Review the provided code for the following concerns, in this priority order:
1. Security vulnerabilities (injection, auth bypass, data exposure)
2. Correctness bugs (off-by-one errors, null/undefined handling, race conditions)
3. Performance issues (N+1 queries, unbounded loops, unnecessary allocations)
4. Readability (naming, complexity, missing docstrings on public functions)
For each issue found:
- State the category and severity (critical / major / minor)
- Quote the specific line(s) involved
- Explain why it is a problem
- Suggest a concrete fix
If no issues are found in a category, omit that category. Do not pad the
response with compliments or summaries. End with a one-line verdict:
APPROVE, REQUEST CHANGES, or NEEDS DISCUSSION.

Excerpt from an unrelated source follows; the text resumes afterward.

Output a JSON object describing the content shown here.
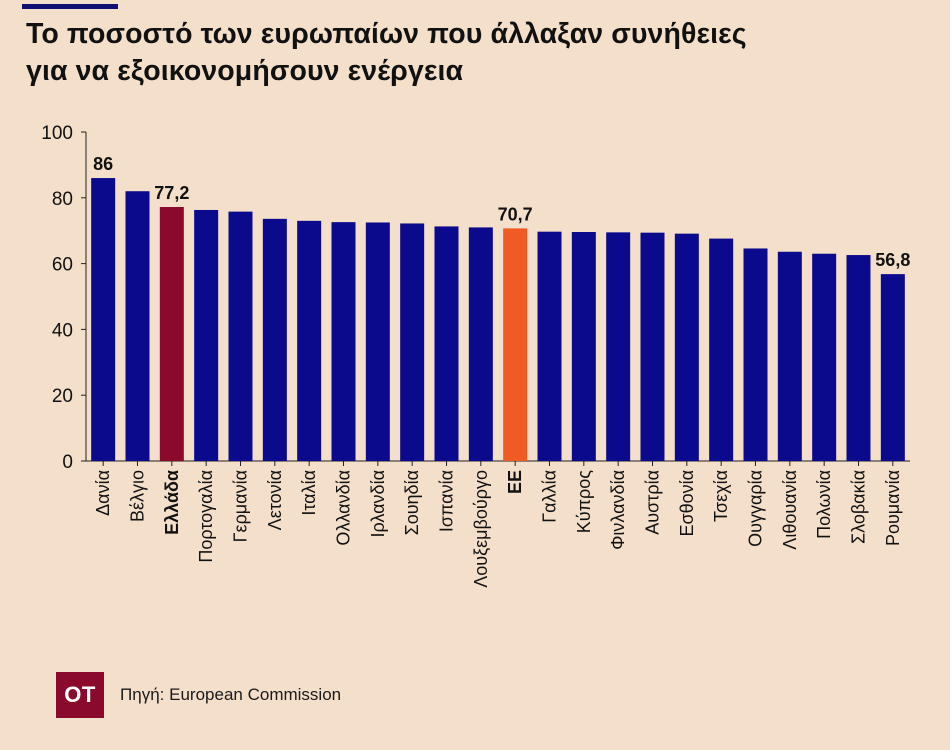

Every ambiguity in the poor version is gone. Scope is defined, priority is clear, output format is specified, and the closing is constrained to a single line.
Summarization
Poor: Summarize the document.
Without a defined length, audience, or purpose, summaries can range from one sentence to multiple pages.
Better:
You are a research analyst summarizing a source document for a busy executive
who needs to decide whether the document requires their attention.
Produce a structured summary with exactly three sections:
1. TLDR (2 sentences): What this document is and its single most important point
2. Key Findings (3-5 bullet points): The most consequential facts or conclusions
3. Action Required (1 sentence or 'No action required'): What, if anything, the
reader needs to decide or do based on this document
Total length: no more than 200 words. Use plain language; avoid jargon.
Ground every claim in the source document. Do not add interpretation.
Fixed structure, hard word limit, defined audience, binary final section. The key decisions are made in the prompt, not left to Claude — which is exactly why this produces consistent output across completely different source documents.